Costituzione negata e umanesimo calpestato sono queste le verità sempre più palesi che il linguaggio del mercato non può più occultare. I lavoratori devono ricominciare a conquistare la lucida verità sulla loro condizione senza la quale non vi può essere coscienza di classe e costituzione di una autentica rappresentanza. Le condizioni materiali per riattivare la lotta di classe all’interno del dettato costituzionale vi sono tutte.

Il mercato è un immenso automatismo che si muove secondo logiche e leggi crematistiche, la sua onnipotenza può ribaltarsi in sconfitta, in quanto i soggetti che lo muovono sono chiusi nei loro fortilizi sociali ed ideologici. Si aprono possibilità di lotta, in quanto il sistema oligarchico vive una fase di derealizzazione incentivata dall’onnipotenza che lo guida. I sudditi sono nelle condizioni di riconquistare il senso e la verità della loro condizione. I plutocrati cominciano ad essere “vittime” del dispositivo che hanno posto per dominare: sono pericolosamente derealizzati.

La violenza e le contraddizioni del sistema non sono decodificate dai padroni, in quanto decenni di vittorie li hanno resi incapaci di capire la pericolosità del sistema in atto. Il loro fanatismo integralista è il segno della deriva schizoide in cui anch’essi sono caduti.

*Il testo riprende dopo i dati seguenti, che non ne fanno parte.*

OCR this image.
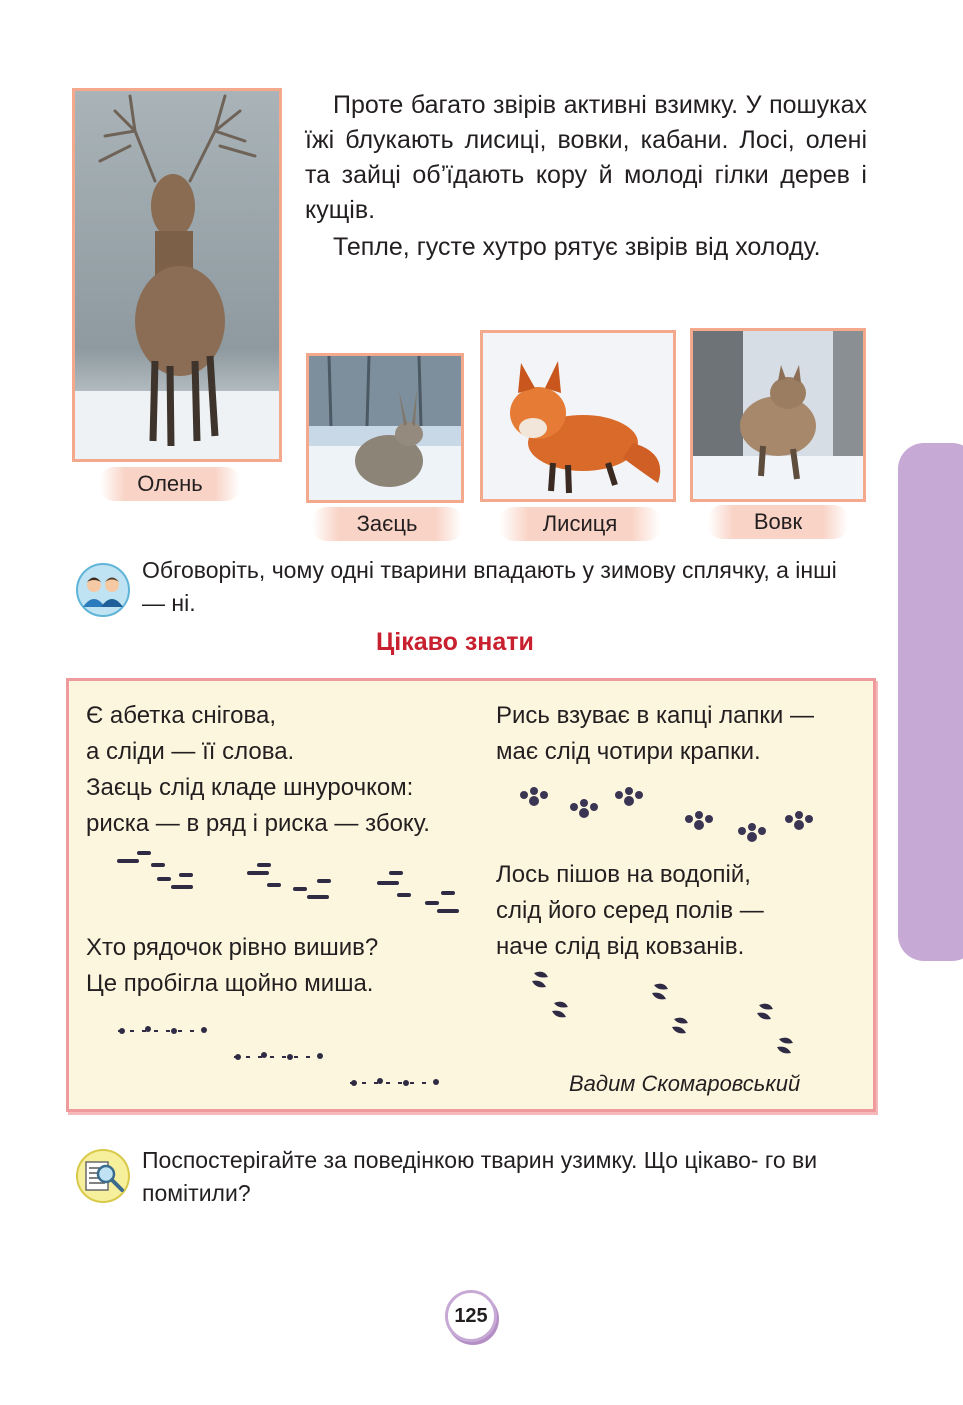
Олень

Проте багато звірів активні взимку. У пошуках їжі блукають лисиці, вовки, кабани. Лосі, олені та зайці об’їдають кору й молоді гілки дерев і кущів.

Тепле, густе хутро рятує звірів від холоду.

Заєць	Лисиця	Вовк
Обговоріть, чому одні тварини впадають у зимову сплячку, а інші — ні.
Цікаво знати
Є абетка снігова,
а сліди — її слова.
Заєць слід кладе шнурочком:
риска — в ряд і риска — збоку.
Хто рядочок рівно вишив?
Це пробігла щойно миша.
Рись взуває в капці лапки —
має слід чотири крапки.
Лось пішов на водопій,
слід його серед полів —
наче слід від ковзанів.
Вадим Скомаровський
Поспостерігайте за поведінкою тварин узимку. Що цікаво- го ви помітили?
125
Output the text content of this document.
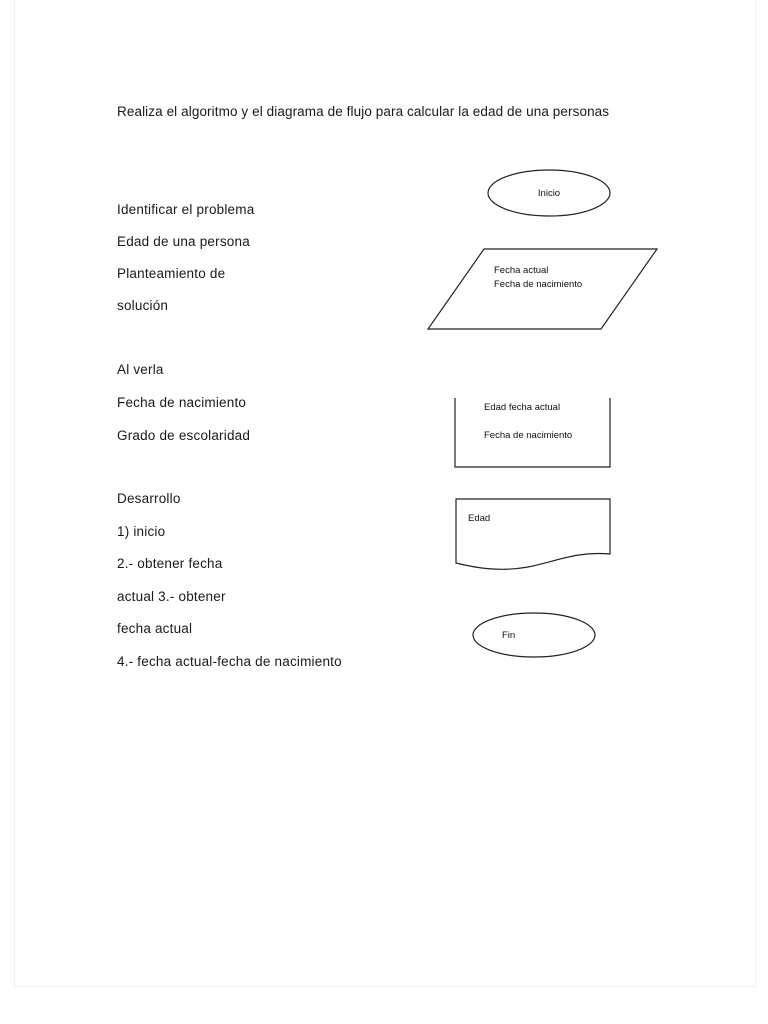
Realiza el algoritmo y el diagrama de flujo para calcular la edad de una personas
Identificar el problema
Edad de una persona
Planteamiento de
solución
Al verla
Fecha de nacimiento
Grado de escolaridad
Desarrollo
1) inicio
2.- obtener fecha
actual 3.- obtener
fecha actual
4.- fecha actual-fecha de nacimiento
Inicio
Fecha actual
Fecha de nacimiento
Edad fecha actual
Fecha de nacimiento
Edad
Fin
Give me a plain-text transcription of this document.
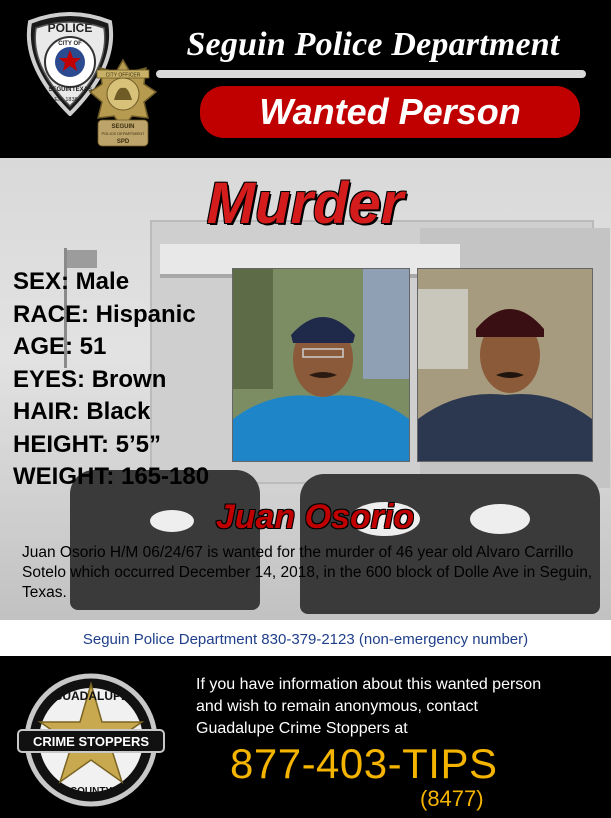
POLICE
CITY OF
SEGUIN TEXAS
Est. 1838
CITY OFFICER
SEGUIN
POLICE DEPARTMENT
SPD
Seguin Police Department
Wanted Person
Murder
SEX: Male
RACE: Hispanic
AGE: 51
EYES: Brown
HAIR: Black
HEIGHT: 5’5”
WEIGHT: 165-180
Juan Osorio
Juan Osorio H/M 06/24/67 is wanted for the murder of 46 year old Alvaro Carrillo Sotelo which occurred December 14, 2018, in the 600 block of Dolle Ave in Seguin, Texas.
Seguin Police Department 830-379-2123 (non-emergency number)
CRIME STOPPERS
GUADALUPE
COUNTY
If you have information about this wanted person and wish to remain anonymous, contact Guadalupe Crime Stoppers at
877-403-TIPS
(8477)
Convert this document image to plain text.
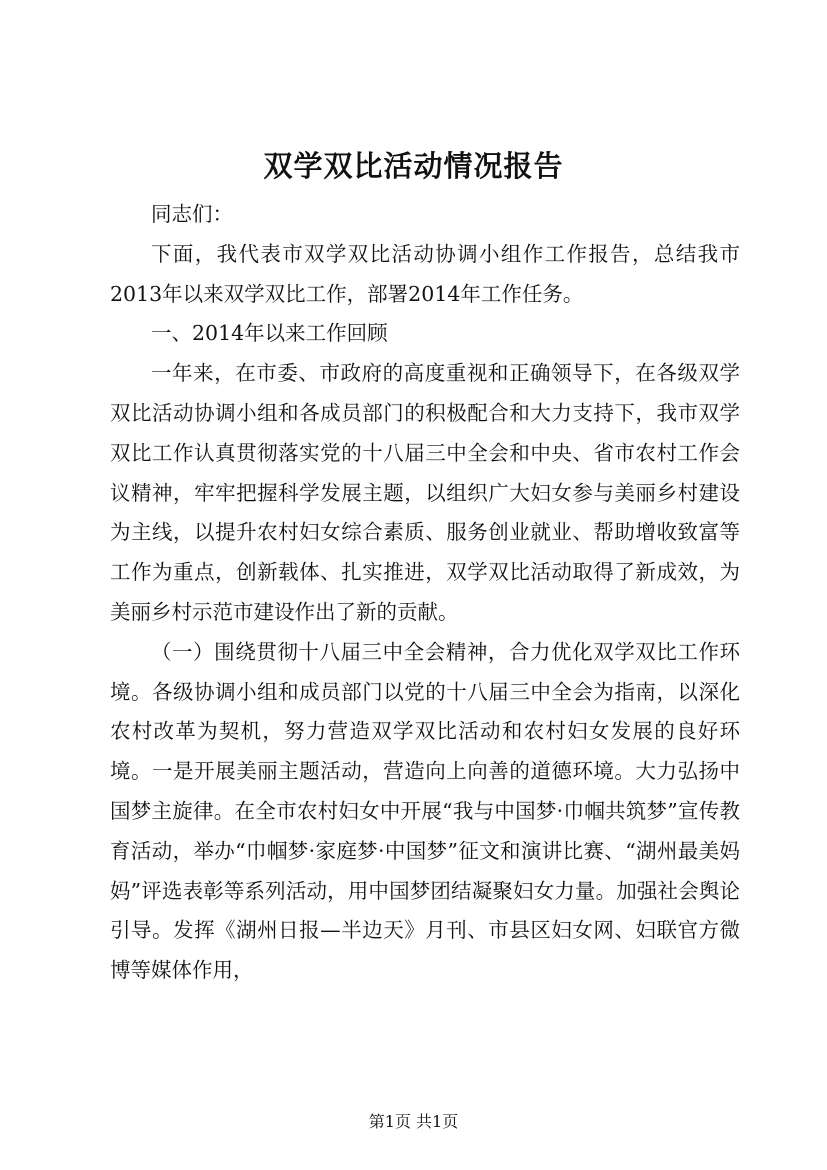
双学双比活动情况报告

同志们：

下面，我代表市双学双比活动协调小组作工作报告，总结我市2013年以来双学双比工作，部署2014年工作任务。

一、2014年以来工作回顾

一年来，在市委、市政府的高度重视和正确领导下，在各级双学双比活动协调小组和各成员部门的积极配合和大力支持下，我市双学双比工作认真贯彻落实党的十八届三中全会和中央、省市农村工作会议精神，牢牢把握科学发展主题，以组织广大妇女参与美丽乡村建设为主线，以提升农村妇女综合素质、服务创业就业、帮助增收致富等工作为重点，创新载体、扎实推进，双学双比活动取得了新成效，为美丽乡村示范市建设作出了新的贡献。

（一）围绕贯彻十八届三中全会精神，合力优化双学双比工作环境。各级协调小组和成员部门以党的十八届三中全会为指南，以深化农村改革为契机，努力营造双学双比活动和农村妇女发展的良好环境。一是开展美丽主题活动，营造向上向善的道德环境。大力弘扬中国梦主旋律。在全市农村妇女中开展“我与中国梦·巾帼共筑梦”宣传教育活动，举办“巾帼梦·家庭梦·中国梦”征文和演讲比赛、“湖州最美妈妈”评选表彰等系列活动，用中国梦团结凝聚妇女力量。加强社会舆论引导。发挥《湖州日报—半边天》月刊、市县区妇女网、妇联官方微博等媒体作用，

第1页 共1页
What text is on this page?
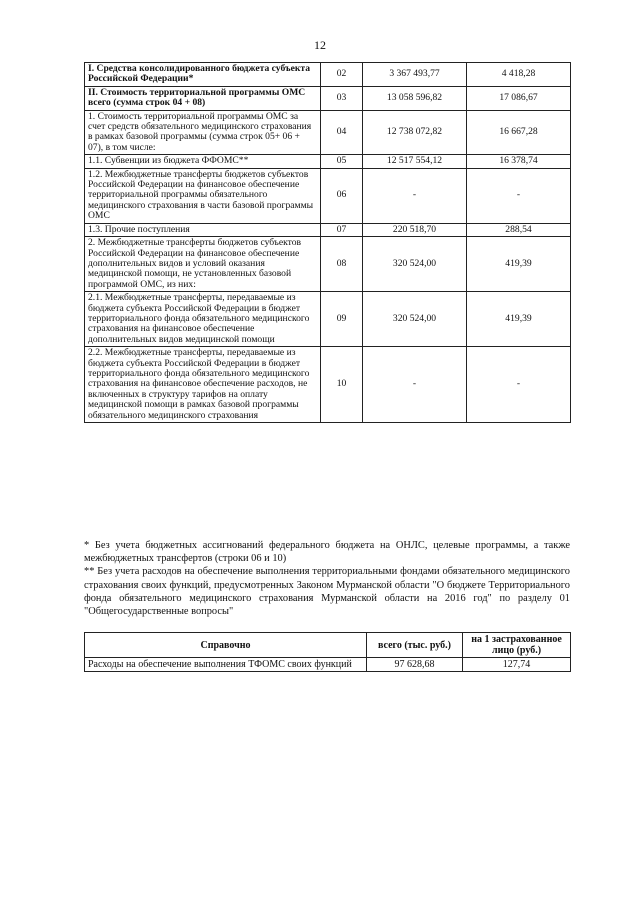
12
I. Средства консолидированного бюджета субъекта Российской Федерации*	02	3 367 493,77	4 418,28
II. Стоимость территориальной программы ОМС всего (сумма строк 04 + 08)	03	13 058 596,82	17 086,67
1. Стоимость территориальной программы ОМС за счет средств обязательного медицинского страхования в рамках базовой программы (сумма строк 05+ 06 + 07), в том числе:	04	12 738 072,82	16 667,28
1.1. Субвенции из бюджета ФФОМС**	05	12 517 554,12	16 378,74
1.2. Межбюджетные трансферты бюджетов субъектов Российской Федерации на финансовое обеспечение территориальной программы обязательного медицинского страхования в части базовой программы ОМС	06	-	-
1.3. Прочие поступления	07	220 518,70	288,54
2. Межбюджетные трансферты бюджетов субъектов Российской Федерации на финансовое обеспечение дополнительных видов и условий оказания медицинской помощи, не установленных базовой программой ОМС, из них:	08	320 524,00	419,39
2.1. Межбюджетные трансферты, передаваемые из бюджета субъекта Российской Федерации в бюджет территориального фонда обязательного медицинского страхования на финансовое обеспечение дополнительных видов медицинской помощи	09	320 524,00	419,39
2.2. Межбюджетные трансферты, передаваемые из бюджета субъекта Российской Федерации в бюджет территориального фонда обязательного медицинского страхования на финансовое обеспечение расходов, не включенных в структуру тарифов на оплату медицинской помощи в рамках базовой программы обязательного медицинского страхования	10	-	-

* Без учета бюджетных ассигнований федерального бюджета на ОНЛС, целевые программы, а также межбюджетных трансфертов (строки 06 и 10)

** Без учета расходов на обеспечение выполнения территориальными фондами обязательного медицинского страхования своих функций, предусмотренных Законом Мурманской области "О бюджете Территориального фонда обязательного медицинского страхования Мурманской области на 2016 год" по разделу 01 "Общегосударственные вопросы"

Справочно	всего (тыс. руб.)	на 1 застрахованное лицо (руб.)
Расходы на обеспечение выполнения ТФОМС своих функций	97 628,68	127,74
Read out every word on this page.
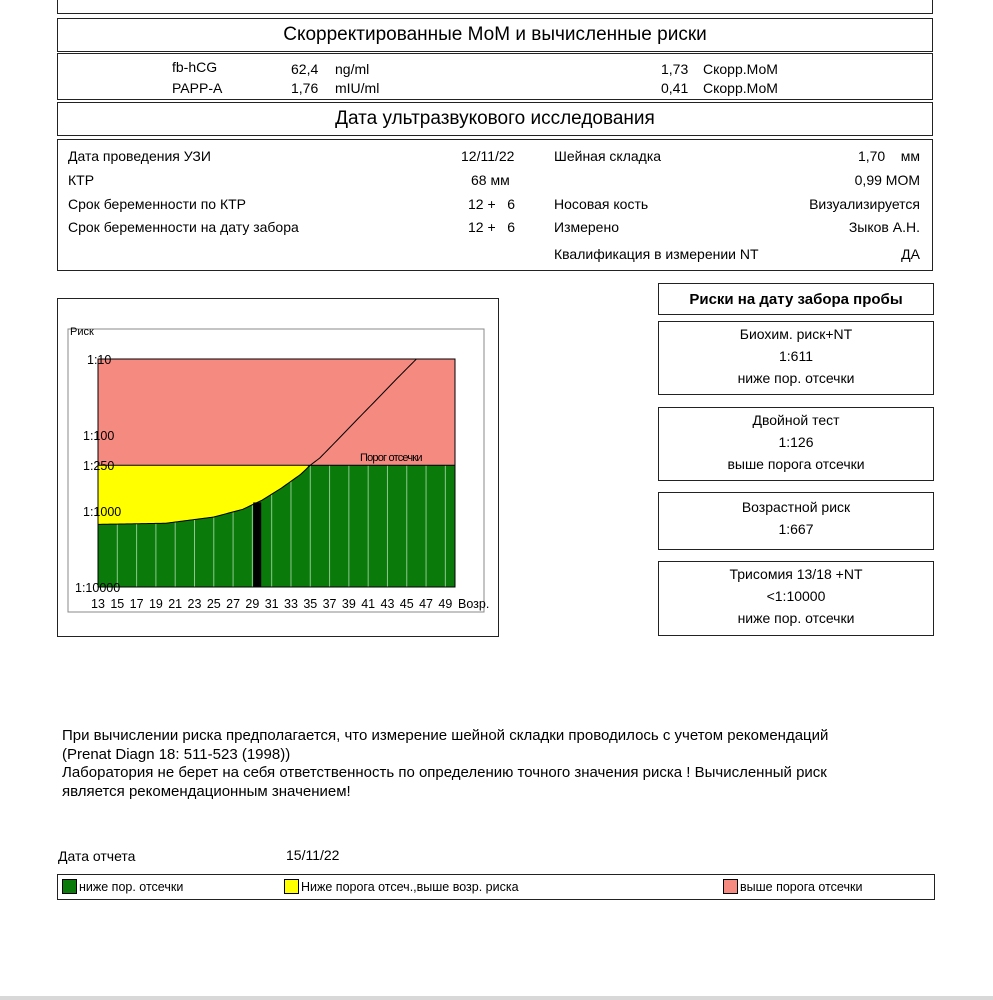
Скорректированные МоМ и вычисленные риски
fb-hCG	62,4 ng/ml	1,73 Скорр.МоМ
PAPP-A	1,76 mIU/ml	0,41 Скорр.МоМ
Дата ультразвукового исследования
Дата проведения УЗИ	12/11/22
КТР	68 мм
Срок беременности по КТР	12 +   6
Срок беременности на дату забора	12 +   6
Шейная складка	1,70    мм
0,99 МОМ
Носовая кость	Визуализируется
Измерено	Зыков А.Н.
Квалификация в измерении NT	ДА
Риск
1:10
1:100
1:250
1:1000
1:10000
13 15 17 19 21 23 25 27 29 31 33 35 37 39 41 43 45 47 49 Возр.
Порог отсечки
Риски на дату забора пробы
Биохим. риск+NT
1:611
ниже пор. отсечки
Двойной тест
1:126
выше порога отсечки
Возрастной риск
1:667
Трисомия 13/18 +NT
<1:10000
ниже пор. отсечки
При вычислении риска предполагается, что измерение шейной складки проводилось с учетом рекомендаций
(Prenat Diagn 18: 511-523 (1998))
Лаборатория не берет на себя ответственность по определению точного значения риска ! Вычисленный риск
является рекомендационным значением!
Дата отчета	15/11/22
ниже пор. отсечки	Ниже порога отсеч.,выше возр. риска	выше порога отсечки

In questo ribaltamento dei processi di derealizzazione si aprono scenari per elaborare nuove prospettive culturali di lotta ed emancipazione. Il capitalismo è un fenomeno storico, non è eterno come vorrebbero farci credere, per cui la prima fondamentale conquista è l’esodo dalla fede nel mercato e nel liberismo quale unico linguaggio da utilizzare e vivere. La storia può riprendere il suo cammino con i suoi cambi di binari, le condizioni strutturali ci sono.